The ugly of South America have a new ally: The BBC reports that writer Gonzalo Otalora is taking to the streets for the cause of the less-than-beautiful, demanding that the Argentine government ensure equality for those possessing less-than-lovely looks by, among other things, taxing companies that "help us to think that way, that beauty is only aesthetics." (Do you hear him, Conde Nast?) Otalora, the author of the new book Feo! ("Ugly!"), feels that the homelier suffer at the hands of the handsome. He would know!
"I was a child with thick glasses, spots and braces. The kids made fun of me at school. Later the girls rejected me in the discos. And then when I was looking for work, I felt so ugly and insecure that I was rejected again and left without a job.
Otalora hopes to find an ally in Argentine president Nestor Kirchner, outside whose residence he is currently camping: after, all, Kirchner is ugly too.

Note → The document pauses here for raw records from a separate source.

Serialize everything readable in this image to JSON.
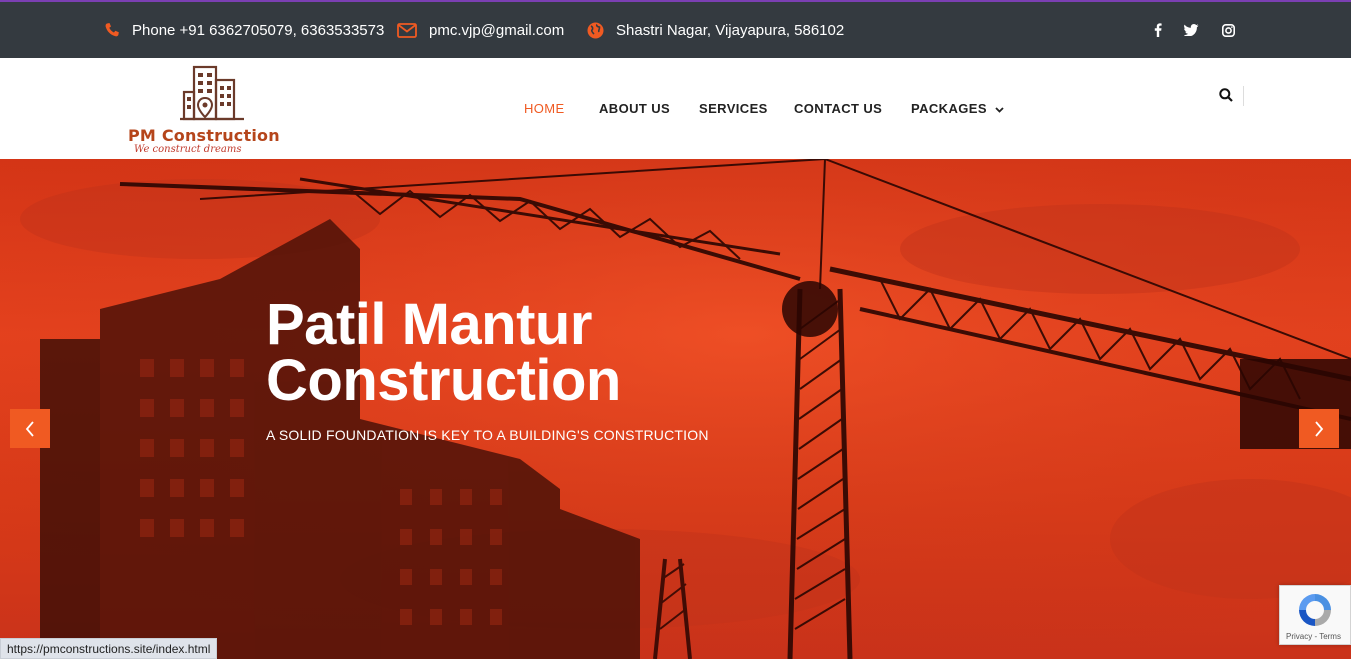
{
  "topbar": {
    "phone": "Phone +91 6362705079, 6363533573",
    "email": "pmc.vjp@gmail.com",
    "address": "Shastri Nagar, Vijayapura, 586102",
    "social": [
      "facebook-icon",
      "twitter-icon",
      "instagram-icon"
    ]
  },
  "header": {
    "logo_title": "PM Construction",
    "logo_tagline": "We construct dreams",
    "nav": {
      "home": "HOME",
      "about": "ABOUT US",
      "services": "SERVICES",
      "contact": "CONTACT US",
      "packages": "PACKAGES"
    }
  },
  "hero": {
    "title_line1": "Patil Mantur",
    "title_line2": "Construction",
    "subtitle": "A SOLID FOUNDATION IS KEY TO A BUILDING'S CONSTRUCTION"
  },
  "status": {
    "url": "https://pmconstructions.site/index.html"
  },
  "recaptcha": {
    "terms": "Privacy - Terms"
  },
  "colors": {
    "accent": "#f05a22",
    "topbar_bg": "#343a40",
    "hero_red": "#e03c1a"
  }
}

The president for me is a comrade...He also had thick glasses and spots. They also made fun of him. He was also very brave in overcoming his difficulties. The only difference now is that he's president of the country, and I'm not. And he's with an attractive woman, and I'm not...
Question is, who will decide who is or isn't ugly? Could it be, as Umberto Eco posits, that repulsiveness, like beauty, might be in the eye of the beholder?